Словами из песни: «Ах ты, батюшка – славный Тихий Дон» – мы прощались с теми, кого больше жизни мы все любили, из-за кого гибли... Но слышал ли нас наш родной Дон?.. Понял ли он нашу любовь, наше страдание за него?
...Вот что перенесли мы, находясь в камере смертников. Это не тот страх смерти, когда в пылу сражения, среди треска пулеметов, свиста пуль и скрежета снарядов человек играет с опасностью, зная, что смерть его – дело случая. Он предполагает свою смерть. И смерть поэтому в бою не страшна: один момент и... все кончено. Но ужасно для человеческой души сознание близкой неотвратимой смерти, когда нет надежды на случай, когда знаешь, что ничто в мире не сможет остановить приближающейся могилы, когда до страшного момента остается времени все меньше и меньше и, наконец, когда тебе говорят: «Яма для тебя готова...»
Живой свидетель – ординарец командарма, Иван Львович Миронов вспоминает о тех тревожно-страшных днях. Мы сидели с ним на крыльце. Беседовали... Жена Ивана Львовича принесла арбуз и села по правую сторону от мужа. Он строго глянул на нее: «Не знаешь свово места!..» Старуха быстренько приподнялась и молча пересела на другую сторону. Иван Львович пояснил мне: «Баба должна быть всегда и везде по левую сторону от казака, как и шашка... О Балашове помню, как нынче это было... Сидел Миронов в одиночке. После суда Филипп Козьмич попросил стражу побыть со всеми вместе. Сидим, носы повесили... Тюрьма над Хопром. Ночь. „Когда расстреливают?“ – „На рассвете“. Полночь... Загремели засовы. „Кто Миронов?“ – „Я“. – „Выходи!“ Повели Миронова. Сидим, слушаем, ждем выстрела – прошло, может быть, пять... десять... пятнадцать минут... Снова гремят засовы – входит Миронов, в руках какая-то бумага... Помиловали...»
Председатель Чрезвычайного трибунала по делу Миронова Д. Полуян опубликовал в «Известиях» статью «Почему Миронов помилован»:
«Кто такой Миронов? Представитель враждебного советской власти класса? Отнюдь нет, иначе мы не судили бы его, а просто расстреляли. Кто такие мироновцы? Тоже не наши классовые враги. Среди них нет ни одного банкира, помещика или буржуя. Больше того: если вы возьмете любого мироновца, то увидите, что каждый из них так или иначе пострадал от Деникина или Краснова. У одного семья вырезана, другой сам подвергался насилиям, у третьего дом разорен и т. п.

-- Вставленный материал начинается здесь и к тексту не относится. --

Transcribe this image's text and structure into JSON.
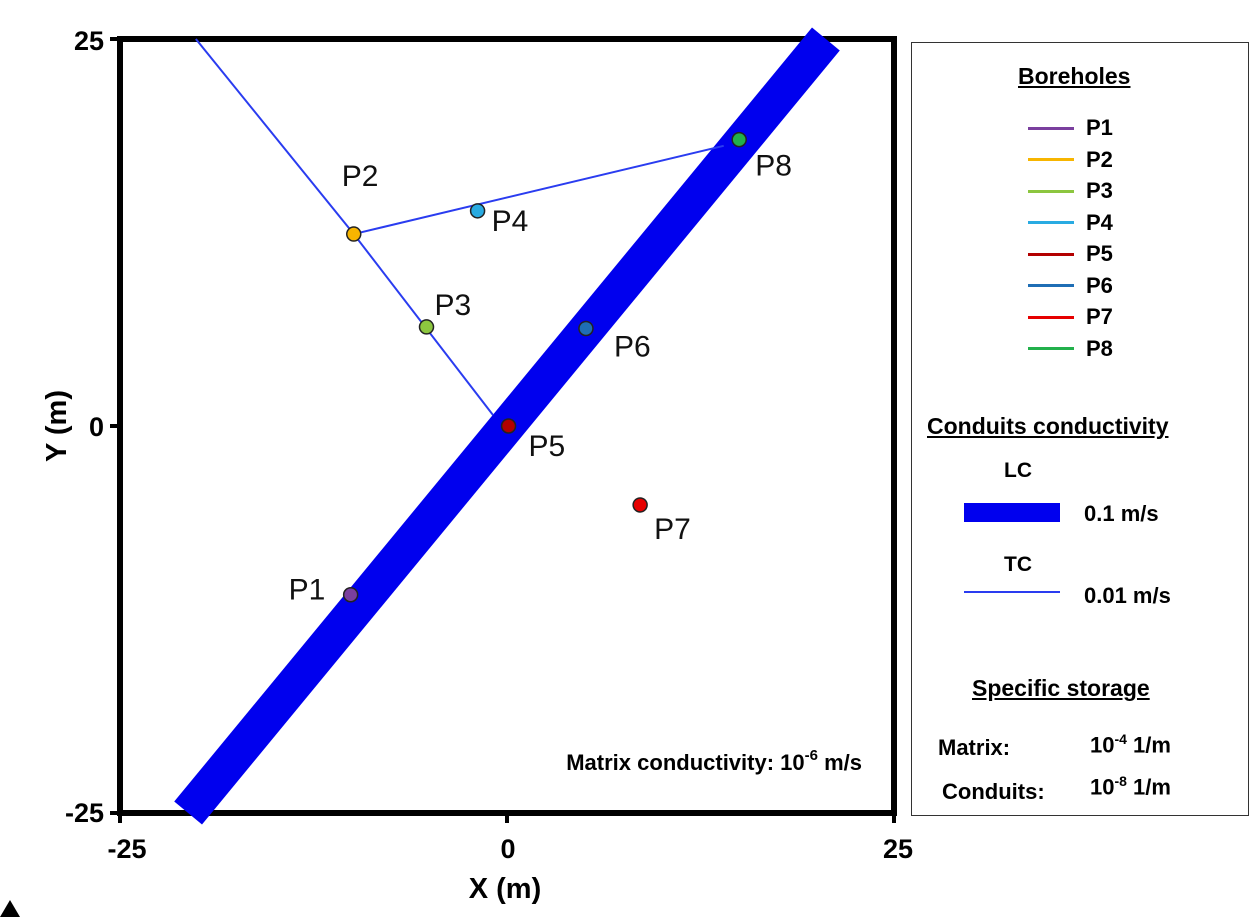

Миронов – типичный представитель середняка, трудового казачества. Он далек от последовательной, выдержанной, кристально ясной идеологии рабочего класса, но он не менее далек от идеологии помещичье-буржуазных классов. В Миронове скрещиваются, переплетаются, порою в неожиданных сочетаниях, самые разнообразные политические влияния, но с явным преобладанием (и это типично для середняка) того из этих влияний, которое можно назвать советским.
Как всякий середняк, Миронов постоянно колебался и метался между двумя крайними лагерями – пролетариатом и буржуазией. Он никогда отчетливо не сознавал той непроходимой пропасти, какая лежит между белыми и красными...
Перед Чрезвычайным трибуналом стояла следующая задача. С одной стороны, Миронов нарушил боевой приказ, вступил в стычки с красноармейскими частями, резал телеграфные провода, одним словом, действовал как мятежник. В условиях гражданской войны за такое преступление может быть положена только одна мера наказания – расстрел. С другой стороны, Миронов совершенно искренне раскаялся в своем преступлении и дал торжественное обещание впредь всю свою жизнь посвятить борьбе за Советскую власть. Кроме того, у Миронова имеются большие заслуги перед революцией. С самых Октябрьских дней он стоял в наших рядах, активно боролся с Красновым, занимал ответственные командные посты, все это говорило за то, чтобы Миронову сохранить жизнь».